Children’s Dreams: Notes from the Seminar Given in 1936-1940 (Philemon Foundation Series)

“I see a pyramid in front of me”—no further details about its form or dimension are revealed.

But we will hardly prejudice the meaning of the dream if we assume that this is a building of immense proportions—there is room for a whole house on its top, and in most cases the term pyramid generally indicates, in common usage, a high building that rises above a quadratic base.

In addition, most often there is still another qualification: a pyramid as it is found in Egypt is a tomb of a Pharaoh.

Pyramids as sacred buildings, however, have been erected not only in Egypt, but also in Mexico, China, and Java, in completely different cultural environments.

They are an expression of an archetypal image.

Of the many observations that have been made on the construction of those pyramids, so mysterious to this day, I would like to single out only those that seem to be important for the understanding of the dream, acting on the assumption that this is about the Egyptian pyramid.

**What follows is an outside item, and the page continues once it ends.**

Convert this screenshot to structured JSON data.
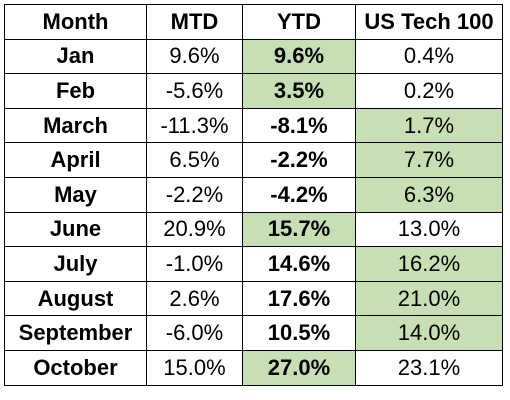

It has been observed that the pyramids, in whose interior the mummy of a Pharaoh was conserved in a burial chamber, had a glossy, polished, and reflecting surface.

The rising triangular areas acted like gigantic mirrors that during the day reflected the sunlight onto the land like a gigantic cone of light, and at night showed the stellar constellations.

The hieroglyph for certain pyramids, therefore, means source of light, and various inscriptions indicate its light symbolism.

Something very strange or even contradictory seems to lie in the fact that these of all buildings symbolize light and radiance, because with all the impact of their completely unstructured, immense surfaces they seem to represent the impenetrability of stone and the epitome of structured matter.

This double aspect is also expressed in the composition of the form: with their greatest width, the surface areas solidly rest on the ground, and then narrow more and more toward the top; they seem almost to dematerialize.

Finally, coming from four sides, the surfaces meet in one single point of no square dimension at all.

This point has always been considered the crowning feature of the whole edifice, however, its most sacred and mystic place.

Often the tops of Egyptian pyramids were gilded or made of a specially gleaming stone.

It was assumed that after the Pharaoh’s death his soul, that is, his image, the Ka soul, would travel through the underworld and then be transformed into the god Osiris, or rise to Atum, the highest god of light, exactly at this top of his grave. ~Aniela Jaffe, Children’s Dreams Seminar, Pages 281-282.